4. Speaking of the Biltmore: Nathan and I love to sneak away to Biltmore whenever we can. We tour the house (I haven’t cried inside anymore I promise), stay at the Inn onsite, eat dinners with courses, and go wine tasting. Biltmore is just our thing. We love it there. There are so many parallels between the lives of the Vanderbilt family and that of the Lords and Ladies of Downton. So, once a week, even if I can’t steal away with Nathan to Asheville, at least I can get a little dose of the wonderful times he and I have had there.
What do you think? Do you love those same things too? Okay. Good. We are getting somewhere. Now it’s time to ask ourselves what we can do? Or better yet, what would Lady Mary do?

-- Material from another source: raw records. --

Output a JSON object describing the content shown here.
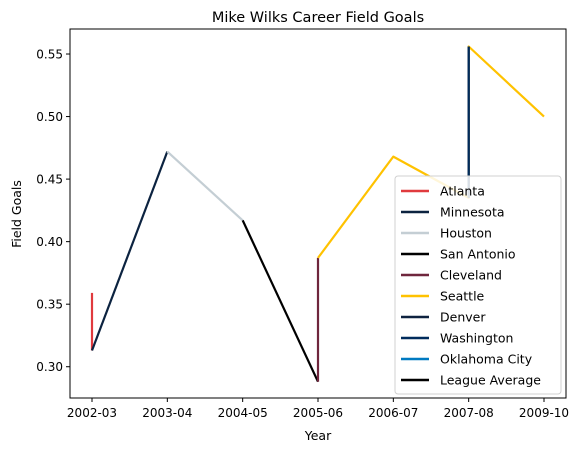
{
  "chart_data": {
    "type": "line",
    "title": "Mike Wilks  Career Field Goals",
    "xlabel": "Year",
    "ylabel": "Field Goals",
    "categories": [
      "2002-03",
      "2003-04",
      "2004-05",
      "2005-06",
      "2006-07",
      "2007-08",
      "2009-10"
    ],
    "ylim": [
      0.275,
      0.57
    ],
    "yticks": [
      0.3,
      0.35,
      0.4,
      0.45,
      0.5,
      0.55
    ],
    "ytick_labels": [
      "0.30",
      "0.35",
      "0.40",
      "0.45",
      "0.50",
      "0.55"
    ],
    "grid": false,
    "legend_position": "lower-right",
    "series": [
      {
        "name": "Atlanta",
        "color": "#E03A3E",
        "points": [
          [
            "2002-03",
            0.359
          ],
          [
            "2002-03",
            0.313
          ]
        ]
      },
      {
        "name": "Minnesota",
        "color": "#0C2340",
        "points": [
          [
            "2002-03",
            0.313
          ],
          [
            "2003-04",
            0.472
          ]
        ]
      },
      {
        "name": "Houston",
        "color": "#C4CED4",
        "points": [
          [
            "2003-04",
            0.472
          ],
          [
            "2004-05",
            0.417
          ]
        ]
      },
      {
        "name": "San Antonio",
        "color": "#000000",
        "points": [
          [
            "2004-05",
            0.417
          ],
          [
            "2005-06",
            0.288
          ]
        ]
      },
      {
        "name": "Cleveland",
        "color": "#6F263D",
        "points": [
          [
            "2005-06",
            0.288
          ],
          [
            "2005-06",
            0.387
          ]
        ]
      },
      {
        "name": "Seattle",
        "color": "#FFC200",
        "points": [
          [
            "2005-06",
            0.387
          ],
          [
            "2006-07",
            0.468
          ],
          [
            "2007-08",
            0.435
          ],
          [
            "2007-08",
            0.556
          ],
          [
            "2009-10",
            0.5
          ]
        ]
      },
      {
        "name": "Denver",
        "color": "#0E2240",
        "points": [
          [
            "2007-08",
            0.435
          ],
          [
            "2007-08",
            0.556
          ]
        ]
      },
      {
        "name": "Washington",
        "color": "#002B5C",
        "points": [
          [
            "2007-08",
            0.435
          ],
          [
            "2007-08",
            0.556
          ]
        ]
      },
      {
        "name": "Oklahoma City",
        "color": "#007AC1",
        "points": []
      },
      {
        "name": "League Average",
        "color": "#000000",
        "points": []
      }
    ]
  }
}
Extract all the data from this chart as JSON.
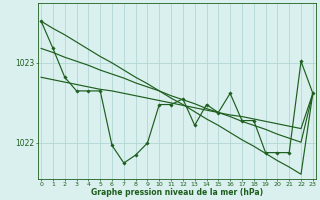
{
  "xlabel": "Graphe pression niveau de la mer (hPa)",
  "hours": [
    0,
    1,
    2,
    3,
    4,
    5,
    6,
    7,
    8,
    9,
    10,
    11,
    12,
    13,
    14,
    15,
    16,
    17,
    18,
    19,
    20,
    21,
    22,
    23
  ],
  "y_main": [
    1023.52,
    1023.18,
    1022.82,
    1022.65,
    1022.65,
    1022.65,
    1021.97,
    1021.75,
    1021.85,
    1022.0,
    1022.48,
    1022.48,
    1022.55,
    1022.22,
    1022.48,
    1022.38,
    1022.62,
    1022.28,
    1022.28,
    1021.88,
    1021.88,
    1021.88,
    1023.02,
    1022.62
  ],
  "y_trend1": [
    1023.52,
    1023.43,
    1023.35,
    1023.26,
    1023.17,
    1023.08,
    1023.0,
    1022.91,
    1022.82,
    1022.74,
    1022.65,
    1022.56,
    1022.48,
    1022.39,
    1022.3,
    1022.22,
    1022.13,
    1022.04,
    1021.96,
    1021.87,
    1021.78,
    1021.7,
    1021.61,
    1022.62
  ],
  "y_trend2": [
    1023.18,
    1023.13,
    1023.07,
    1023.02,
    1022.97,
    1022.91,
    1022.86,
    1022.81,
    1022.75,
    1022.7,
    1022.65,
    1022.59,
    1022.54,
    1022.49,
    1022.43,
    1022.38,
    1022.33,
    1022.27,
    1022.22,
    1022.17,
    1022.11,
    1022.06,
    1022.01,
    1022.62
  ],
  "y_trend3": [
    1022.82,
    1022.79,
    1022.76,
    1022.73,
    1022.7,
    1022.67,
    1022.65,
    1022.62,
    1022.59,
    1022.56,
    1022.53,
    1022.5,
    1022.47,
    1022.44,
    1022.41,
    1022.38,
    1022.35,
    1022.33,
    1022.3,
    1022.27,
    1022.24,
    1022.21,
    1022.18,
    1022.62
  ],
  "bg_color": "#d9f0ee",
  "grid_color": "#b2d8d5",
  "line_color": "#1e5e1e",
  "yticks": [
    1022,
    1023
  ],
  "ylim": [
    1021.55,
    1023.75
  ],
  "xlim": [
    -0.3,
    23.3
  ]
}
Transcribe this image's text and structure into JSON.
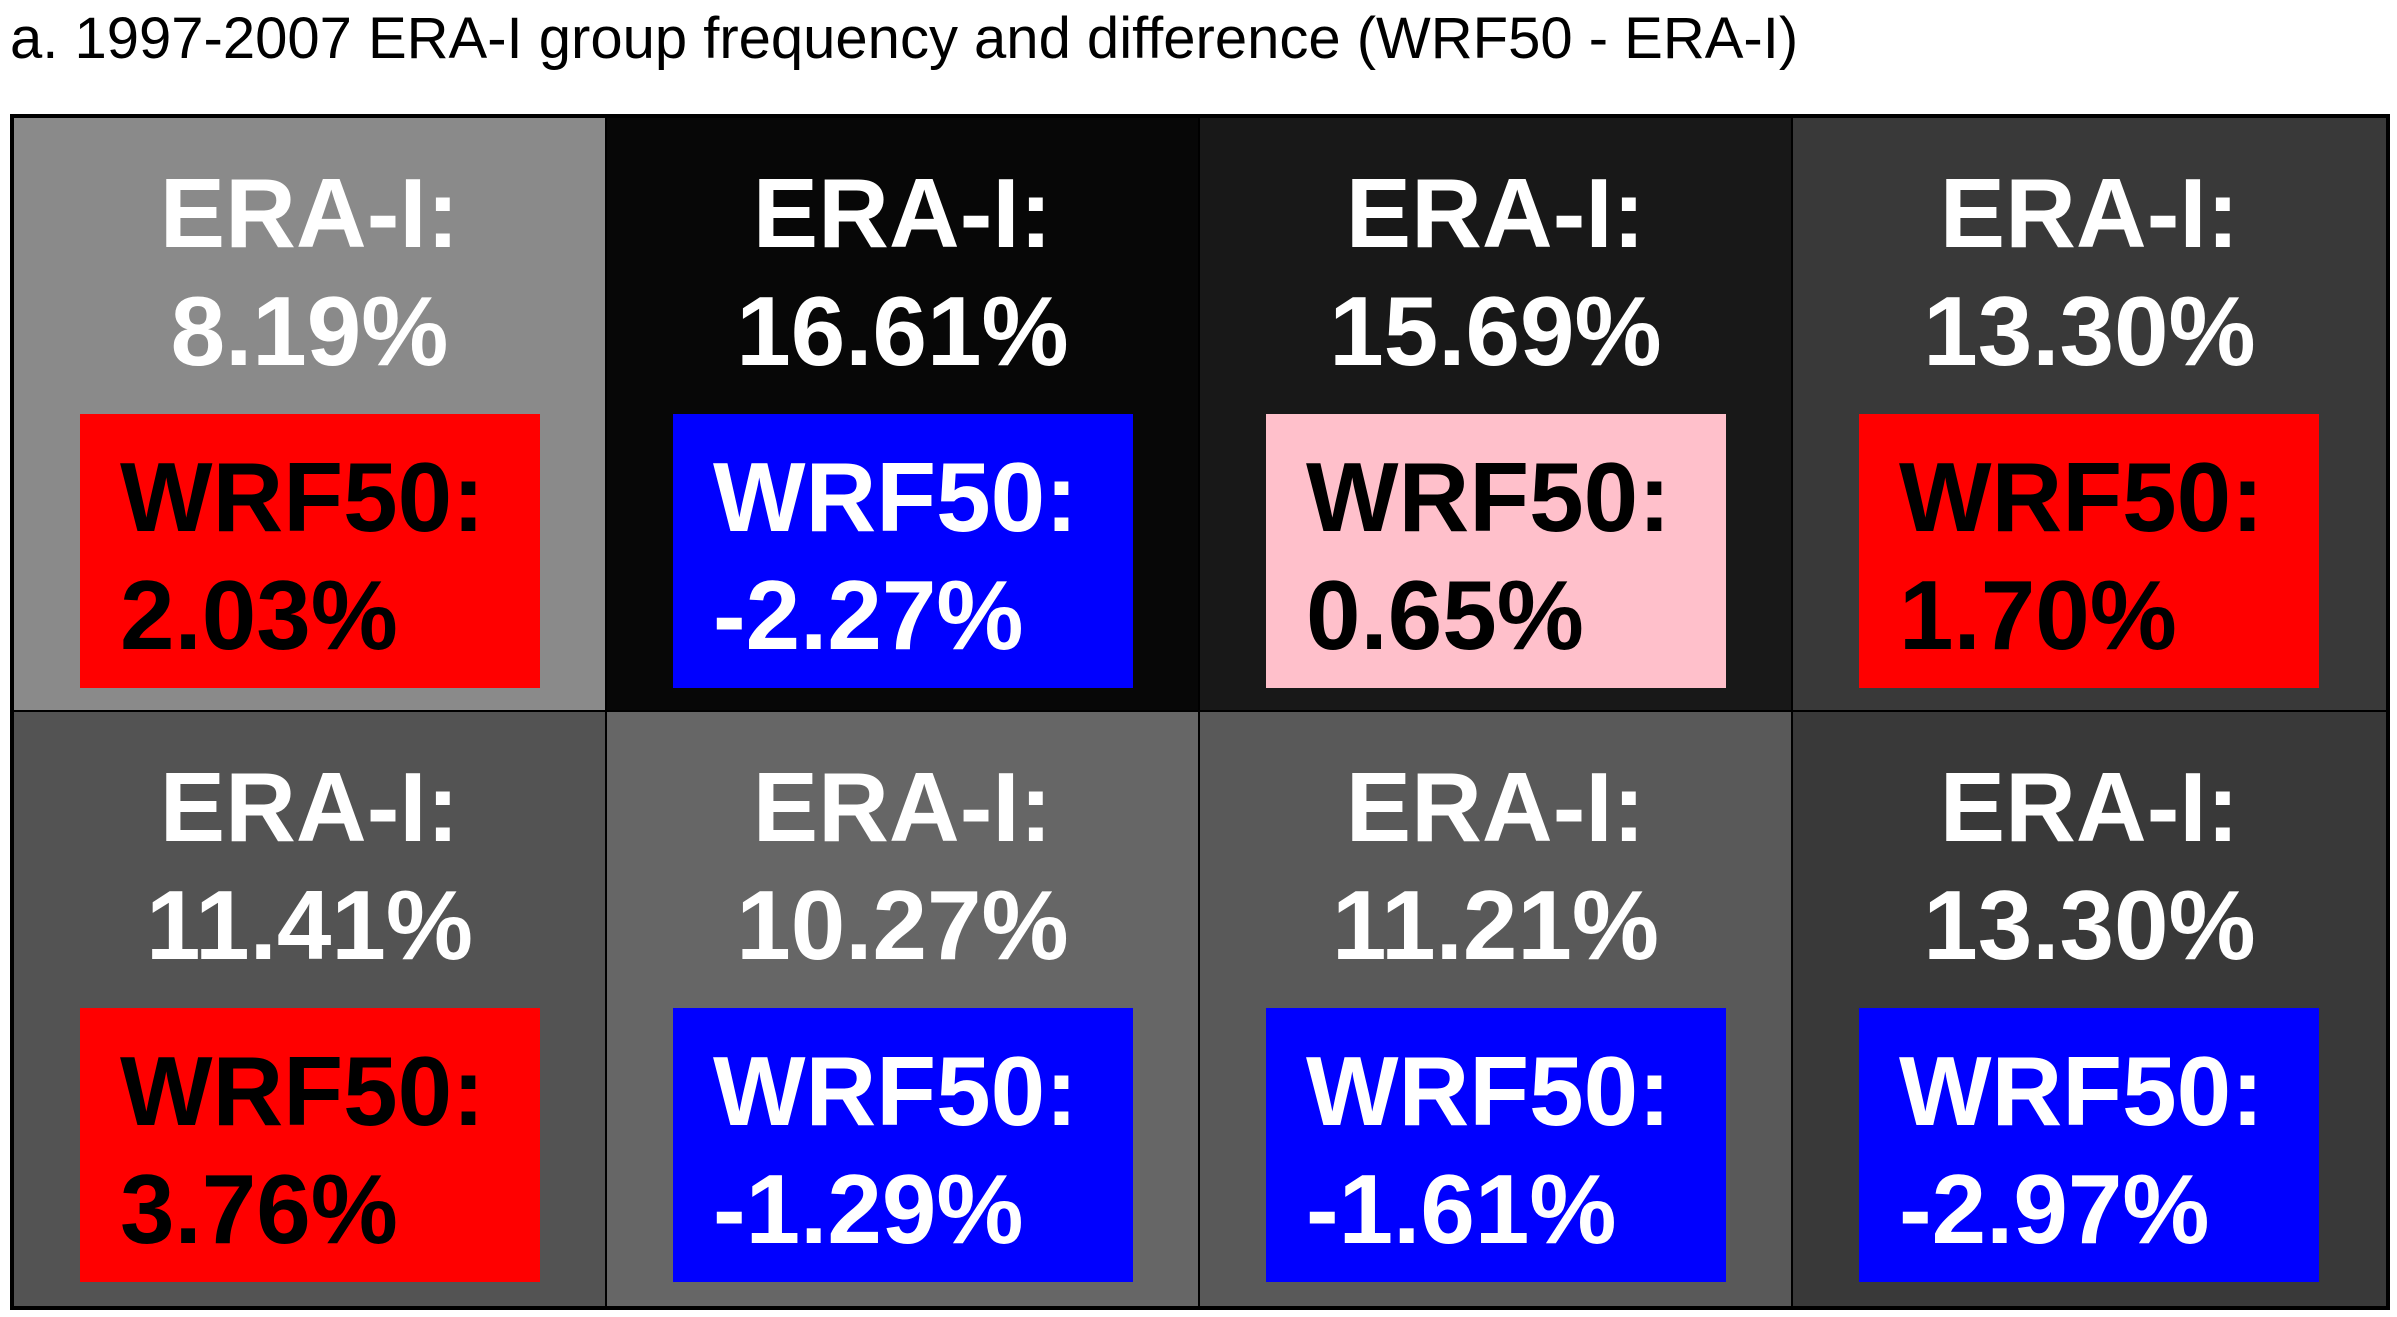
{
  "title": "a. 1997-2007 ERA-I group frequency and difference (WRF50 - ERA-I)",
  "chart_data": {
    "type": "heatmap",
    "title": "a. 1997-2007 ERA-I group frequency and difference (WRF50 - ERA-I)",
    "rows": 2,
    "cols": 4,
    "era_label": "ERA-I:",
    "wrf_label": "WRF50:",
    "cells": [
      {
        "row": 0,
        "col": 0,
        "era": "8.19%",
        "era_value": 8.19,
        "wrf": "2.03%",
        "wrf_value": 2.03,
        "bg": "#8a8a8a",
        "box": "#ff0000",
        "text": "#000000"
      },
      {
        "row": 0,
        "col": 1,
        "era": "16.61%",
        "era_value": 16.61,
        "wrf": "-2.27%",
        "wrf_value": -2.27,
        "bg": "#070707",
        "box": "#0000ff",
        "text": "#ffffff"
      },
      {
        "row": 0,
        "col": 2,
        "era": "15.69%",
        "era_value": 15.69,
        "wrf": "0.65%",
        "wrf_value": 0.65,
        "bg": "#181818",
        "box": "#ffc0cb",
        "text": "#000000"
      },
      {
        "row": 0,
        "col": 3,
        "era": "13.30%",
        "era_value": 13.3,
        "wrf": "1.70%",
        "wrf_value": 1.7,
        "bg": "#393939",
        "box": "#ff0000",
        "text": "#000000"
      },
      {
        "row": 1,
        "col": 0,
        "era": "11.41%",
        "era_value": 11.41,
        "wrf": "3.76%",
        "wrf_value": 3.76,
        "bg": "#535353",
        "box": "#ff0000",
        "text": "#000000"
      },
      {
        "row": 1,
        "col": 1,
        "era": "10.27%",
        "era_value": 10.27,
        "wrf": "-1.29%",
        "wrf_value": -1.29,
        "bg": "#666666",
        "box": "#0000ff",
        "text": "#ffffff"
      },
      {
        "row": 1,
        "col": 2,
        "era": "11.21%",
        "era_value": 11.21,
        "wrf": "-1.61%",
        "wrf_value": -1.61,
        "bg": "#595959",
        "box": "#0000ff",
        "text": "#ffffff"
      },
      {
        "row": 1,
        "col": 3,
        "era": "13.30%",
        "era_value": 13.3,
        "wrf": "-2.97%",
        "wrf_value": -2.97,
        "bg": "#393939",
        "box": "#0000ff",
        "text": "#ffffff"
      }
    ]
  }
}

Never one to sit idly by while an injustice was thrown into her path, Lady Mary would find some pragmatic way to handle this situation. However, just as Mary can’t stop neighboring houses from being sold at auction or bring Matthew back from beyond, I cannot rewind time and keep my beloved Downton Abbey on the air. Even though I cannot stop the inevitable from happening, I can order a boxed set of all six seasons and watch over and over again until my heart is content. Well, as content as it can be at this point. I think, realistically, this is all I can do to hold onto the legacy my favorite characters have created for just a little bit longer. That was sort of a big build-up to a really simple seeming solution. I feel very raw and emotional right now. Words are hard when those words detail Downton being gone forever. Who was I kidding up there? I am clearly too neurotic to help you grieve the end of Downton; I can barely get through it myself.
Downton Abbey has nearly drawn to a close. And although I have only been a fan for a short time, I am so distraught that my Sunday nights will soon be free of the trumpeting Masterpiece Classics’ theme song I can hardly think straight. My weekends will cease to be the same at least for a little while. But, after all, “what is a weekend” anyway?